– Ну, я не знаю, чего рассказывать, – пожала я плечами. – Готовилась вчера к экзамену. Таня ушла, не сказала, куда, а Машеньку оставила в комнате. А потом пришла Анастасия эта, Игоревна, начала ругаться, напугала ребёнка, и мы всю ночь не спали. Вот и всё.
– У тебя сегодня был экзамен? – спросил он.
– Был, – кивнула я.
– Ты ходила?
– Угу…
– Сдала?
– На четыре.
– Ты молодец, что не бросила Машу и сдала экзамен, – похвалил Костя. – Но, может, всё-таки переедешь ко мне?
– Нет, – я покачала головой. – Не могу.
Снова раздалось раздражающее «тук-тук-тук». Я закатила глаза и отвернулась к окну. От Кости мой жест не ускользнул.
– Константин Николаевич, – просунулась в комнату Анастасия Игоревна. – Я заварила чай. Вы придёте?
– Спасибо, но мне уже пора ехать, – вежливо ответил он. – Как-нибудь в другой раз, – и обратился ко мне: – Отдыхай. И в следующий раз, пожалуйста, возьми трубку.
Я так и рухнула обратно на обслюнявленную подушку. Захотелось накрыться одеялом с головой и завизжать. Иначе меня разорвёт от переполняющих эмоций.
Всё-таки Костя, он… Он, наверное, мне нравится. Понимаю, что должна злиться на него за его поступок, но как-то больше не получается. Кажется, я попала. По самое дальше некуда.
А ещё эта новенькая воспиталка смотрит на Костю, как я на свою леопардовую прелесть. Нехорошо это.
***
За зубрёжкой и попытками успеть всё и вся пролетел май.
Трудом и потом достались мне мои четвёрки за экзамены. Итого у меня в аттестате за девятый класс только две тройки: по геометрии и химии. Ну, может, в следующем году подтяну их. Зато по географии и физ-ре отлично!
От выпускного я открестилась всеми правдами и неправдами. Не то опять всякие там пластмассовые красавчики полезут целоваться или, наоборот, закидают меня кусками штукатурки. Кто их разберёт…
***
В первое воскресенье июня я пришла проведать мою красавицу Аришку с утра, а её в яслях не оказалось.

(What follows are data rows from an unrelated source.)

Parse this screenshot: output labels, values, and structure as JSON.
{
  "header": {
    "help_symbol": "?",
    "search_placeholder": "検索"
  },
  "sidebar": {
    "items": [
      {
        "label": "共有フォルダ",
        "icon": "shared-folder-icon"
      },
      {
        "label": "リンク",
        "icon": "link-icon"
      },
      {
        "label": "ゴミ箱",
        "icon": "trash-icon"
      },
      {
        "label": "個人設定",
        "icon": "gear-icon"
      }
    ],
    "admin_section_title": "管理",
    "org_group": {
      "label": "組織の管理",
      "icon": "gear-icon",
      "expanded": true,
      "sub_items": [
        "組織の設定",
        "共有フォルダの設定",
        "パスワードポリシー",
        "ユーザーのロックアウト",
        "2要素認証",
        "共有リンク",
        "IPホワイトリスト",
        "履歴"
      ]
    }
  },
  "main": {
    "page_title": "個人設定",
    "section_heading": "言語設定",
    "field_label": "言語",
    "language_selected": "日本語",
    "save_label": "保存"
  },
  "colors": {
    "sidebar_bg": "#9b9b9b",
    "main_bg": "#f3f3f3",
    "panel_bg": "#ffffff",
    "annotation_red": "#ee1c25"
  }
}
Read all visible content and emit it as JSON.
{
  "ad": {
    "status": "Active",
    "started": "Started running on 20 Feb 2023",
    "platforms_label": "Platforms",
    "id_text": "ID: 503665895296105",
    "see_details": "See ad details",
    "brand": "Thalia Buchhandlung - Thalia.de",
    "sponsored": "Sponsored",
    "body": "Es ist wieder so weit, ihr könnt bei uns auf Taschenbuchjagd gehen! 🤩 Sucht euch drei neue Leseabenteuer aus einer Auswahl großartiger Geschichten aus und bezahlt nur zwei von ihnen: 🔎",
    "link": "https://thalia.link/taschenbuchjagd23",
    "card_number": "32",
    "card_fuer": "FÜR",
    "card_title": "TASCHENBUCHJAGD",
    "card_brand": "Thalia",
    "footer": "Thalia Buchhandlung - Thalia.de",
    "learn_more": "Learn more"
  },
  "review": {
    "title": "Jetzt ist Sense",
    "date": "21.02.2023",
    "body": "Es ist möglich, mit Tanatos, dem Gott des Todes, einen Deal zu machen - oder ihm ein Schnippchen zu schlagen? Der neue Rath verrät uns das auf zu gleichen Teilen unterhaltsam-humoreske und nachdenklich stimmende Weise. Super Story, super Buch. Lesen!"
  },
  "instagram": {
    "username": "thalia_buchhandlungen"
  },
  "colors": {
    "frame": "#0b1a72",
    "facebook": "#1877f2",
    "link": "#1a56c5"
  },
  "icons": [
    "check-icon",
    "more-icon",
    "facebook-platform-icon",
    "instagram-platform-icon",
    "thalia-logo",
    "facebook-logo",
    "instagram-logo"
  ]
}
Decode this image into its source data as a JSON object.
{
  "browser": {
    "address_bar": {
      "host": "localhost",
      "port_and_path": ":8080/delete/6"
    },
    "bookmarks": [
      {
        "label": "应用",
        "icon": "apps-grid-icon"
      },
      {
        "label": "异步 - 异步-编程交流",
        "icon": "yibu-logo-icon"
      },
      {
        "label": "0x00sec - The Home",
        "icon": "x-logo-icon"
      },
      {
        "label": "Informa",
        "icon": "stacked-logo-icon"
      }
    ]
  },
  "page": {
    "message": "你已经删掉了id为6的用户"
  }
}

Я вопросительно уставилась на Алёну Евгеньевну, и та сообщила, что Аришка на смотринах.
– Смотринах? – машинально повторила я это страшное слово, а сама вспомнила вредную тётку из опеки, которая вечно стращает детей, что приёмные родители – это расчётливые алчные людишки, которым нужны не дети, а деньги.
– Это обычное дело, Наташ, – улыбнулась Алёна. – Не переживай. Заходи вечером.
Но делать мне в это время было нечего, поэтому я помогла воспитательнице вынести мелкашей на улицу. Погода-то тёплая, бархатная, грех не погулять.
Вечер я провела с Аришкой, которая за полгода чудесно похорошела. Даже шрамика на губе почти не видно. Спасибо волшебнику-врачу!
Эх, жаль, мне нельзя, как Тане, забирать ребёнка с собой на ночь. Жаль, что Аришка мне не родная. С каждым разом мне всё больнее расставаться с ней. Скорей бы исполнилось восемнадцать!
***
Следующим утром я на всех парах полетела к Аришке, а её… нет. Совсем нет. В её кроватке уже лежит другой младенец.
Мою малышку удочерили.
Меня словно закрыли в камере без воздуха. Щупальца ужаса обвили моё тело и давили, скручивали, корёжили...
– Наташа, – кто-то обращался ко мне, – её забрали в хорошую ресурсную семью. Там о ней позаботятся и будут любить.
Безусловно, такой судьбы я и хотела бы пожелать всем сиротам: чтобы их забрали в семью и любили, как родных, но… только не Аришку! Она же моя! Я её люблю! Я хотела её удочерить! Ну за что?
Я полдня рыдала, ни на кого не реагируя, пока не придумала позвонить Косте и попросить о помощи.
Скомканно, давясь всхлипами, я, как могла, объяснила ему, что случилось.
Вечером он приехал, и мы, чтобы не мозолить глаза детдомовским, просто катались по городу на машине. Я, не в силах сдержать эмоции, ревела, а Костя, как обычно, взывал к моему разуму.